Capter3 Ⅰ
優子は目の前の黒い巨大な建物を見上げていた。その建物は竹橋の交差点にある新聞社の隣にあった。優子はこの新聞社に見覚えがある。
それは洋一が就職する以前のことだった。洋一の友人が新聞配達のアルバイトをしていた。新聞配達のアルバイトと言っても早朝にオートバイや自転車で各戸に新聞を届けるものではない。それは新聞販売店に直接新聞を運ぶ仕事だった。

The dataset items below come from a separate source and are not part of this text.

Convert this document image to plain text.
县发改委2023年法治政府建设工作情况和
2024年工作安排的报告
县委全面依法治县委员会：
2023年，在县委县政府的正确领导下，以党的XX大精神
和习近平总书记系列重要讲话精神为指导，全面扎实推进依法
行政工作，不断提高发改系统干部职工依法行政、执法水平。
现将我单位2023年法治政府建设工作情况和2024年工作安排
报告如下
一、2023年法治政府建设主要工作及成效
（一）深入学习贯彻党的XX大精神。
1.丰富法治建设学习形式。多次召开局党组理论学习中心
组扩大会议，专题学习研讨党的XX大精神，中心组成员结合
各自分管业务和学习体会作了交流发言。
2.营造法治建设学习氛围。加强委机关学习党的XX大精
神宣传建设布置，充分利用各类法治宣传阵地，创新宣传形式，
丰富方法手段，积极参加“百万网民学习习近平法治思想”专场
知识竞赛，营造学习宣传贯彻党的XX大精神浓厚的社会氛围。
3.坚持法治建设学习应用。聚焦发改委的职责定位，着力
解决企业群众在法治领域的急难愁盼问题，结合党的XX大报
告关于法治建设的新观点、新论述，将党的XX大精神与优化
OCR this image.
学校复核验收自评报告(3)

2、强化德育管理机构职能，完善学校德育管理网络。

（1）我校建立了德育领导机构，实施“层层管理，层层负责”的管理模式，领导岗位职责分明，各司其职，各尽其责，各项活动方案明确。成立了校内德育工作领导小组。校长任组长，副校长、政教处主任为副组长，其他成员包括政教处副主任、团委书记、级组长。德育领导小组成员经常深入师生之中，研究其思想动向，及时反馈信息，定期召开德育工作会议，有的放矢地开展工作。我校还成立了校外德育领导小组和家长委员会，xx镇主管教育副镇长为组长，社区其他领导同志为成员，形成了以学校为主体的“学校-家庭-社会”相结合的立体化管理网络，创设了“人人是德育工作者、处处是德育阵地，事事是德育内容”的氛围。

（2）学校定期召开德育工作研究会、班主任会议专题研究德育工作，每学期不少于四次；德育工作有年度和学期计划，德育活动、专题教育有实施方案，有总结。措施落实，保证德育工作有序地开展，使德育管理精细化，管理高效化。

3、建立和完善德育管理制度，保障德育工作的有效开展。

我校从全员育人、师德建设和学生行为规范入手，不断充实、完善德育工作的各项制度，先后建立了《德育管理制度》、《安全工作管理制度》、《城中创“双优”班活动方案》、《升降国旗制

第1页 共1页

用賀にあるトラックに乗り竹橋のこの新聞社でインクの匂いが強烈な印刷したての新聞を受取り、二ノ宮や国府津の販売店まで運ぶ仕事だった。
ある時その友人が体調を壊して洋一にピンチヒッターを依頼したのだ。優子はその内容が楽しそうなので洋一のピンチヒッターについていったことがあったのだ。仕事を終えると帰り道の大磯港でトラックの荷台に隠してあったアイパのツインフィンとモスのコンケープの深く入ったダブルフィンのボードを使って形の良いショルダー程のレギュラーの波を2時間半ほど楽しんだ。
優子はそんな楽しさとは裏腹に今、目の前の建物を見つめていた。
その建物は石張りで、窓ガラスはピカピカに拭きあげられ、誰の目からもお金が掛ったものであることはわかった。
建物が持つ威圧感とは結局中で働く人間の弱さの代償の様な気がしていた。それに石張りの建物は墓石を連想させていた。
湿った石積みの階段を上がると、入口には制服を着た警備員が入館者のチェックをしていた。濃紺のスーツを着た優子は建物の窓ガラスに映り込む青空を一瞬見つめ、それからすうっと深呼吸した。警備員に要件を伝え足早にエレベーターホールに向かった。
その会社は子供から老人まで名前の知らない人はいないような、名の通った商社だった。本店を関西に置くその商社は財務内容が堅実で、石橋を叩いても渡らないと比喩されていた。優子はそんなことはどうでも良かった。早く面接を済ませて表に出たいという気持ちだった。この慇懃な建物を心底嫌悪していたから。
思いのほか面接は順調に進んだ。優子は余計な事を言わなかった。ただひとつ日焼けしていることで何かスポーツをしているのか尋ねられた時に、父と一緒にゴルフをしていると嘘をついた。相手の面接官が左手にグローブの跡がないことを尋ねられたが、その跡が嫌なので手袋をしないでプレーしていると嘘を重ねた。
ひとりの面接官はまだ優子とさほど歳の離れていない若者だった。もう一人の面接官は年の頃にして40代前半といった感じだが頭が後退し観た目はもっと老けて見えた。お腹のあたりに脂肪がたまり、着ているワイシャツも妙に窮屈みえた。面接が終わると優子は足早に入ってきた玄関を目指した。優子は表に出ると同時に大きく深呼吸した。まるで嫌な物を吐き出すように。